Dani Hernandez lives in constant fear for her children’s lives; malaria-ridden mosquitos swarm her slum shack night and day, which sits not 50 yards from the blood-filled lake.

‘I’m kept awake at night by the biggest males roaring and fighting just metres from my door,' Ms Hernandez, mother to Gael, four, and Brian, seven months, told MailOnline.

‘It’s terrifying, because there’s no way my tiny shack could stand up to a five metre monster if it wanted to come in.'

Lauren Villaney's pet dog Pepper was killed last year.

‘There was nothing I could do, I just had to watch in horror through a hole in my wall,' she told MailOnline.

‘Since that happened I’ve built a large fence around the shack, but that doesn’t stop them from prowling around the yard at all hours.'

But another resident, fed up losing his loyal companions to the crocodile's jaws, has taken a more proactive approach.

The man, who declined to be named, said: ‘The last time they ate my dog I took a shotgun down to the lakeside and blasted the larger adults while they sat basking in the sun in the reeds.

‘You have to shoot a crocodile directly in the brain first time - otherwise they simply don’t die.

‘Even if you get a good shot in you can expect to be chased by the others.
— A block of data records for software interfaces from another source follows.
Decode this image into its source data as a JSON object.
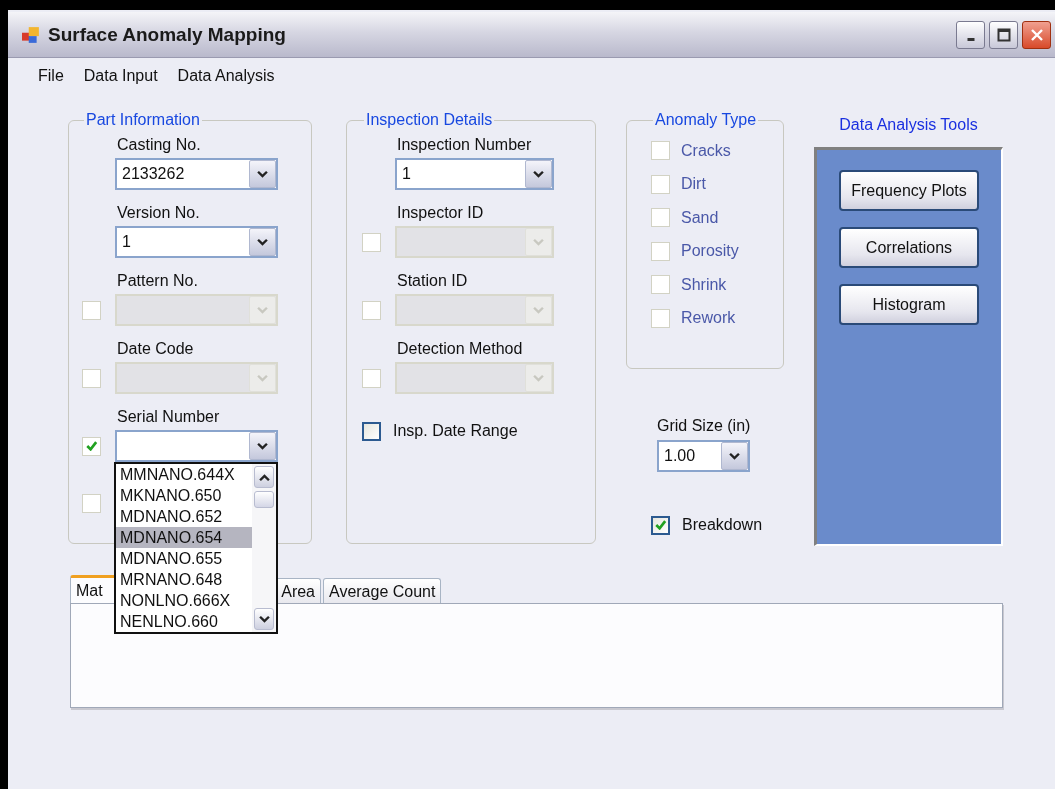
{
  "window": {
    "title": "Surface Anomaly Mapping"
  },
  "menu": [
    "File",
    "Data Input",
    "Data Analysis"
  ],
  "part_information": {
    "title": "Part Information",
    "fields": [
      {
        "kind": "combo",
        "label": "Casting No.",
        "value": "2133262",
        "enabled": true
      },
      {
        "kind": "combo",
        "label": "Version No.",
        "value": "1",
        "enabled": true
      },
      {
        "kind": "combo",
        "label": "Pattern No.",
        "enabled": false,
        "checked": false
      },
      {
        "kind": "combo",
        "label": "Date Code",
        "enabled": false,
        "checked": false
      },
      {
        "kind": "combo",
        "label": "Serial Number",
        "enabled": true,
        "checked": true,
        "options": [
          {
            "text": "MMNANO.644X",
            "selected": false
          },
          {
            "text": "MKNANO.650",
            "selected": false
          },
          {
            "text": "MDNANO.652",
            "selected": false
          },
          {
            "text": "MDNANO.654",
            "selected": true
          },
          {
            "text": "MDNANO.655",
            "selected": false
          },
          {
            "text": "MRNANO.648",
            "selected": false
          },
          {
            "text": "NONLNO.666X",
            "selected": false
          },
          {
            "text": "NENLNO.660",
            "selected": false
          }
        ]
      },
      {
        "kind": "checkbox",
        "checked": false
      }
    ]
  },
  "inspection_details": {
    "title": "Inspection Details",
    "fields": [
      {
        "kind": "combo",
        "label": "Inspection Number",
        "value": "1",
        "enabled": true
      },
      {
        "kind": "combo",
        "label": "Inspector ID",
        "enabled": false,
        "checked": false
      },
      {
        "kind": "combo",
        "label": "Station ID",
        "enabled": false,
        "checked": false
      },
      {
        "kind": "combo",
        "label": "Detection Method",
        "enabled": false,
        "checked": false
      },
      {
        "kind": "checkbox",
        "label": "Insp. Date Range",
        "checked": false
      }
    ]
  },
  "anomaly_type": {
    "title": "Anomaly Type",
    "items": [
      {
        "label": "Cracks",
        "checked": false
      },
      {
        "label": "Dirt",
        "checked": false
      },
      {
        "label": "Sand",
        "checked": false
      },
      {
        "label": "Porosity",
        "checked": false
      },
      {
        "label": "Shrink",
        "checked": false
      },
      {
        "label": "Rework",
        "checked": false
      }
    ]
  },
  "grid_size": {
    "label": "Grid Size (in)",
    "value": "1.00"
  },
  "breakdown": {
    "label": "Breakdown",
    "checked": true
  },
  "analysis_tools": {
    "title": "Data Analysis Tools",
    "buttons": [
      "Frequency Plots",
      "Correlations",
      "Histogram"
    ]
  },
  "tabs": [
    {
      "label": "Mat",
      "selected": true
    },
    {
      "label": "Area",
      "selected": false
    },
    {
      "label": "Average Count",
      "selected": false
    }
  ]
}
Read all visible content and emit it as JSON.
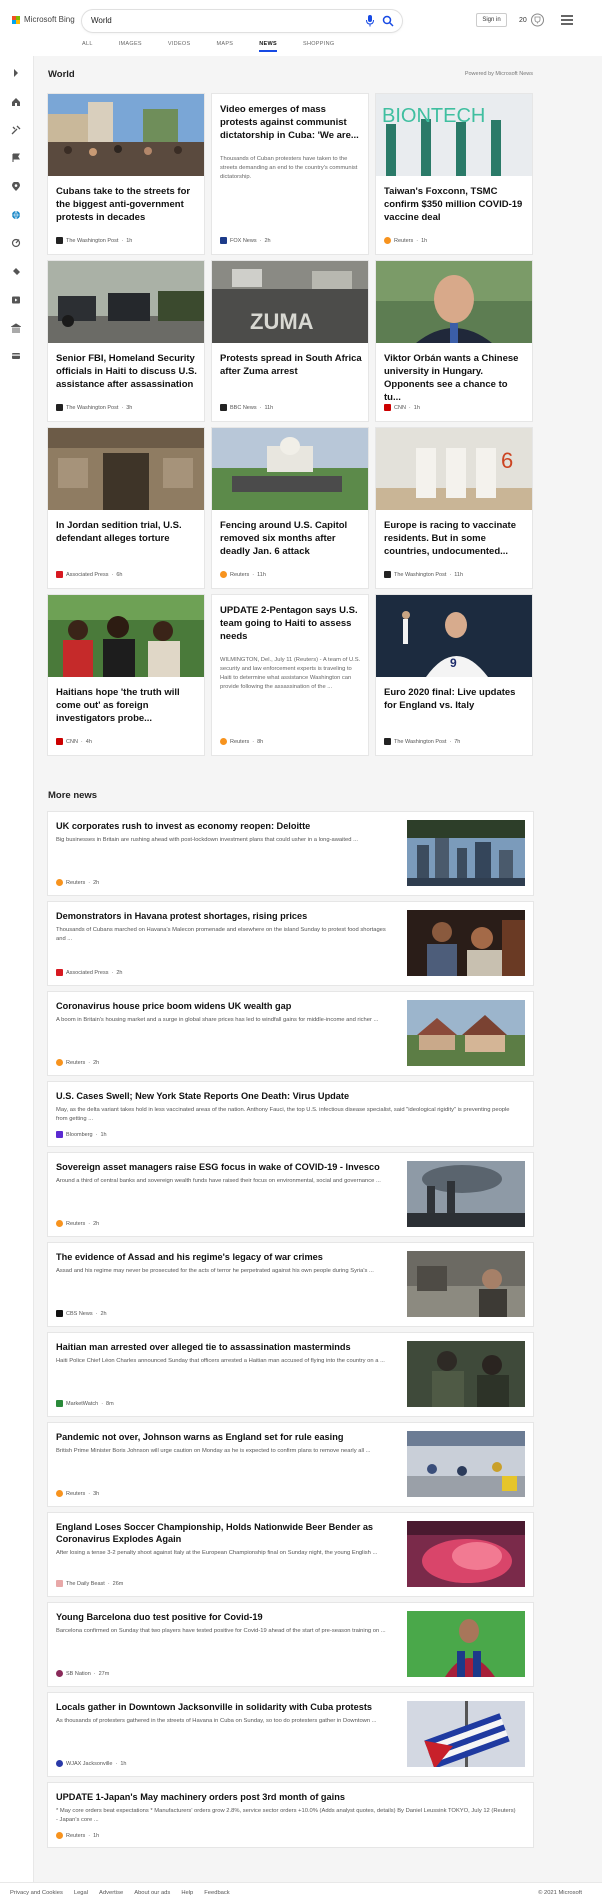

But eventually the others reptiles smell blood and cannibalise the dead crocodile.'

But they are far from the only danger the community faces.

In addition to the crocodiles, Lauren says that boa constrictor snakes, which are native to the Western Caribbean, often hunt both her and her animals.

‘The snakes are the most terrifying because they are enormous and have no fear,' she told MailOnline.

‘If a crocodile sees a human it will generally move away, but a boa constrictor will just keep silently moving towards you.'

Meanwhile, swarms of mosquitoes envelop any thin-skinned creature within a 500-metre radius of the lake’s edge in a cloud of angry black specks, inflicting bites which last for weeks - threatening the local residents at every moment with dengue fever, malaria and zika virus.

‘My baby Brian has been made very sick by the constant mosquitoes,' says Dani, pointing out the myriad insect bites across the little boy’s face and arms.

‘Malaria is a terrible disease, and sooner or later we all get it living here.'

‘A lot of my friends ask me why I don’t move away, but it’s not that simple,' Lauren admitted, holding one of her hens under her arm beside the rancid lake.

‘This is a slum, we simply arrive and build our houses without official permission. The only reason we have been left alone by the government is because no one else wants the land.

‘We simply do what we can when there’s no other option. A human being can get used to living alongside anything.'

And there are other people who can see the profit in what the Lake of Blood has to offer.

The crocodiles' leather is worth £7 a centimetre once properly cured - £500 per crocodile.

One Chetumal-based animal trafficker, El Cuerno, told MailOnline that the start of the mating season in February is the best time to poach live crocodiles from the lake.

‘The start of the mating season is when the male crocodiles are at their fattest and most powerful,' he told MailOnline. ‘The ideal animal is around five years old and beginning to fight for territory.

‘A skin is worth less if it’s covered in scars and battle wounds so it’s important to get the animal when it is reaching adulthood, but before it has started battling for dominance.'

The municipal slaughterhouse staff declined to comment on the environmental damage caused by their improper disposal of biological waste when approached by MailOnline.